Sebastian Schäpe studied biochemical engineering at the Martin-Luther University in Halle, Germany. Currently he is finishing his Ph.D. thesis at the Center of Bioprocess Engineering, Martin-Luther-University Halle-Wittenberg under the guidance of Prof. A. Lübbert.
Michael Pohlscheidt received his diploma in bioengineering in 2001, University of Applied Sciences Aachen, Germany. His Ph.D. thesis was performed at Bayer HealthCare AG and Bayer Technology Services and guided by the University of Magdeburg, Germany (2005). From 2005 to 2010 he worked in different positions at Pharma Biotech Production & Development, Roche Diagnostics GmbH, Penzberg, Germany. Since 2010 he is working at Genentech Inc, Oceanside, CA, first as an associate Director Manufacturing Science and Technology and since 2012 as Director Manufacturing Operations.
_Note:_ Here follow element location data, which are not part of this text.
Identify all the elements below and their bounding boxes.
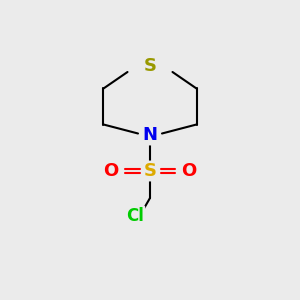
Text: Cl: Cl xyxy=(126,207,144,225)
Text: S: S xyxy=(143,57,157,75)
Text: O: O xyxy=(103,162,118,180)
Text: N: N xyxy=(142,126,158,144)
Text: S: S xyxy=(143,162,157,180)
Text: O: O xyxy=(182,162,196,180)
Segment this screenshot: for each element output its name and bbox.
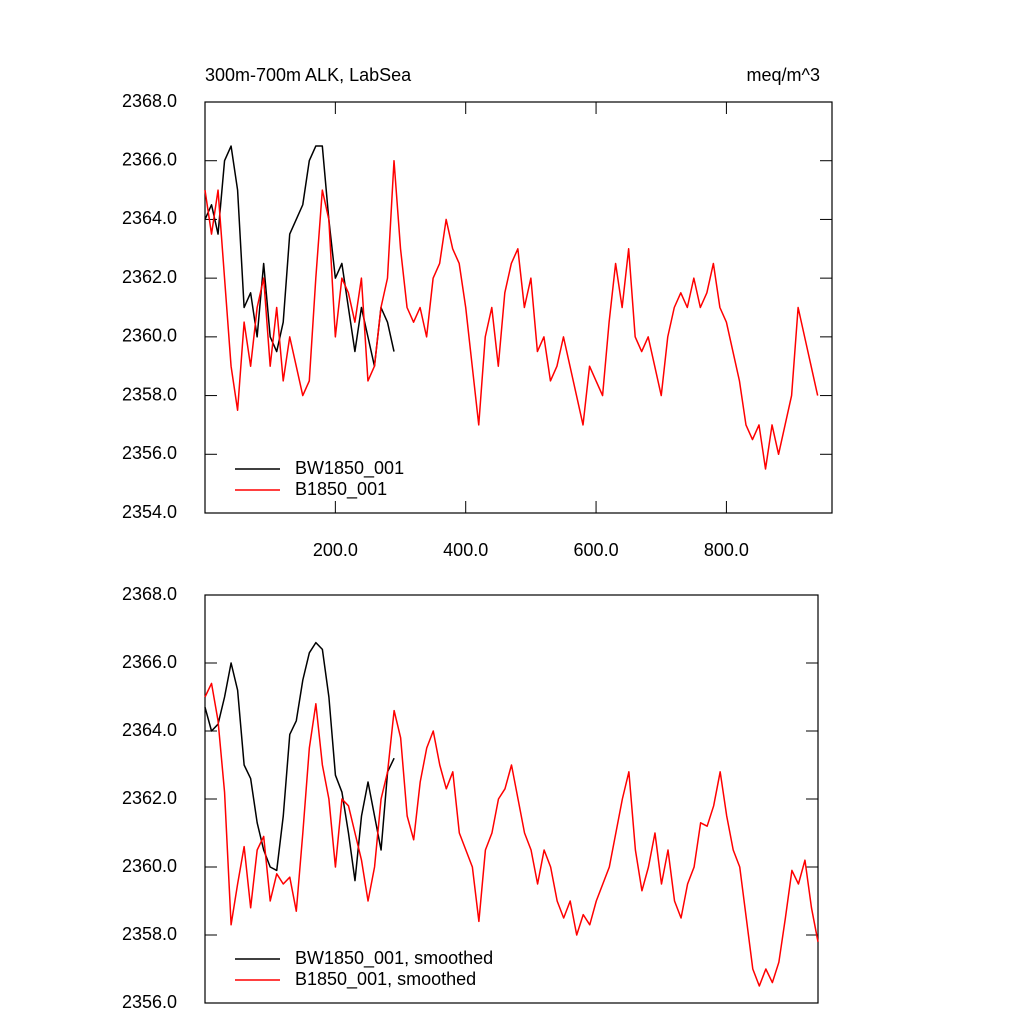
y-tick-label: 2368.0 — [122, 584, 177, 604]
series-line — [204, 159, 819, 470]
x-tick-label: 800.0 — [704, 540, 749, 560]
y-tick-label: 2358.0 — [122, 924, 177, 944]
y-tick-label: 2362.0 — [122, 267, 177, 287]
y-tick-label: 2364.0 — [122, 208, 177, 228]
legend-label: B1850_001, smoothed — [295, 969, 476, 990]
y-tick-label: 2364.0 — [122, 720, 177, 740]
series-line — [204, 641, 395, 882]
plot-frame — [204, 101, 833, 514]
y-tick-label: 2360.0 — [122, 856, 177, 876]
series-line — [204, 682, 819, 987]
y-tick-label: 2366.0 — [122, 149, 177, 169]
y-tick-label: 2360.0 — [122, 326, 177, 346]
y-tick-label: 2354.0 — [122, 502, 177, 522]
y-tick-label: 2368.0 — [122, 91, 177, 111]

Marco Jenzsch studied biochemical engineering at the Martin-Luther University in Halle, Germany where he finished his Ph.D. in 2006. Afterwards he started his career within Roche Diagnostics GmbH in Penzberg, Germany, where he first worked as a plant manager and since 2010 as a Director of Fermentation in Pharma Biotech Production. His expertise is in the field of GMP production of therapeutic proteins, scale-up and tech transfer.
Andreas Lübbert received a diploma in physics from the Technical University Hannover, Germany in 1971, and a Ph.D. under the guidance of Prof. K Schügerl in 1975. In 1986, he received his habilitation in the field of technical chemistry from the University of Hannover. He has worked in the Institute of Technical Chemistry, University of Hannover (1971–95) and Center of Bioprocess Engineering, Martin-Luther-University Halle-Wittenberg (1995–2008). Currently, he is Professor Emeritus at the Institute of Biochemistry and Biotechnology, Martin-Luther-University Halle- Wittenberg, Germany.